Charlie Gordon's Alternative Option - Review of the Novel Flowers of Algernon by Daniel Keyes

Charlie Gordon’s Alternative Option

Charlie Gordon, a thirty-two-year-old retarded adult, is chosen to experience a once in a lifetime opportunity of elevating his IQ to unbelievably high levels through a brain surgery. Flowers for Algernon, written by Daniel Keyes, is a moving novel that unfolds the story of protagonist Charlie Gordon, and his unexpected struggles with life after he receives an experimental brain surgery. Living life independently with much publicity from the Welberg Foundation, Charlie cannot be provided with nearly the amount of help he requires to succeed. The possible outcomes of the surgery are uncontrollable, and therefore Charlie should not have decided to undergo the experimental operation.

Although the operation appears to be a success at first, there are several obstacles that result as negative impacts on Charlie’s life. While Charlie assumes becoming more intelligent will solve his problems, he does not foresee the major loss of friendship that awaits him. Before his intelligence boost, Charlie says, “Some times somebody will say hey lookit Frank, or Joe or even Gimpy. He really pulled a Charlie Gordon that time. I don’t know why they say it but they always laff and I laff too.” (23). Truthfully, Charlie does not have friends, but his ignorance proves him otherwise. After Charlie witnesses Gimpy’s technique of theft from the bakery, he feels compelled to “take charge” and convince Gimpy that he must cease with his dishonorable actions. Of course, Gimpy is frustrated with Charlie because he has no alternative choice, so he is forced to stop, “Tell your friend the guy doesn’t seem to have any choice” (96). Next, Charlie’s father, Matt Gordon, is never revealed the true identity of his son due to Charlie’s current way of thinking. He believes that revealing himself may result in outcomes such as Matt not approving of the “new” Charlie. However, if the “old” Charlie’s mentality were faced with the same dilemma about whether or not to unveil his identity, he would have revealed himself, because Charlie was more ecstatic before the operation had taken place. Charlie was always motivated to make his parents proud, so obviously, Charlie would not have committed that mistake.

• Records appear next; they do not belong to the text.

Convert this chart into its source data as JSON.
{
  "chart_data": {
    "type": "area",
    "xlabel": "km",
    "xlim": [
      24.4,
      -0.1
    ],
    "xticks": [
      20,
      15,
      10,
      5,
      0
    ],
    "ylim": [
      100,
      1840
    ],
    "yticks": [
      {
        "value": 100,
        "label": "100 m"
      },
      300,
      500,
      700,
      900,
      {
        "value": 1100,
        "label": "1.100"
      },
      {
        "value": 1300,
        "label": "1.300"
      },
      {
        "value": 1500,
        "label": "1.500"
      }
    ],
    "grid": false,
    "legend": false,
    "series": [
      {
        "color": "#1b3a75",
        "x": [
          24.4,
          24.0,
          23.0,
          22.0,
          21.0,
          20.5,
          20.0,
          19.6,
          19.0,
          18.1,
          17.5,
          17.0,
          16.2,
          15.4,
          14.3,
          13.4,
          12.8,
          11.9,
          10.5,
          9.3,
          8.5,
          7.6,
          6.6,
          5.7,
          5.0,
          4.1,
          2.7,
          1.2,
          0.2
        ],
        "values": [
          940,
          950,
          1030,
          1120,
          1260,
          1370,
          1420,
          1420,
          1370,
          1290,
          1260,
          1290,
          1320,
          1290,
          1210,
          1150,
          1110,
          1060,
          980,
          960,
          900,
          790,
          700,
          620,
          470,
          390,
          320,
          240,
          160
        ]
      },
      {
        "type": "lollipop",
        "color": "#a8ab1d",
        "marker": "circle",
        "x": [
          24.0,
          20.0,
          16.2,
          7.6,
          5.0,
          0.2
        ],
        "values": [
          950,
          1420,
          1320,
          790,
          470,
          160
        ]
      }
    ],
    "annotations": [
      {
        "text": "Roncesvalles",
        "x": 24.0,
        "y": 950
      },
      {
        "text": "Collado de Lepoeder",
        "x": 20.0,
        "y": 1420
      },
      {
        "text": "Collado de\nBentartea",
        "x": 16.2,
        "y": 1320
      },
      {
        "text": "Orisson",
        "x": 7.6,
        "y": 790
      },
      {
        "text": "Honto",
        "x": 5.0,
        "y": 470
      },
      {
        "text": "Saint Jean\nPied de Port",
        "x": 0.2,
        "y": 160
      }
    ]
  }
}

Finally, Charlie must cope with troubles that occur regarding his intellectual and emotional levels since they are unbalanced due to the procedure. Clearly, Charlie’s intellectual level has taken the “Beekman College elevator” for the reason that he surpasses his fellow scientists throughout the novel with his increasingly admirable knowledge. Emotionally, Charlie remains at the stage of an adolescent because he never receives the chance to experience real love and such, that is until Alice Kinnian, a teacher for retarded adults at Beekman College, steps right into his heart and leaves her unforgettable mark. Falling in love, Alice cannot handle this type of relationship with her former student because she fears the experiment is being tampered with, along with Charlie’s mixed emotions getting out of hand. Alice feels that Charlie is extremely smart as opposed to herself, which makes her feel stupid; this is very ironic because he used to be a student in her class for retarded adults. Considering Charlie’s difficulties and changes, the conducted experiment did not assist him as Professor Nemur or Dr. Strauss had predicted.

As a result of the experiment, Charlie sinks back down to his original level of intelligence proving that the operation is a failure. It is interesting to see that with his vast amount of knowledge acquired throughout the story, he is not satisfied with all he has accomplished. Charlie has experienced more unhappiness than he was prepared for, leaving him tangled with many questions for his family that may never be answered.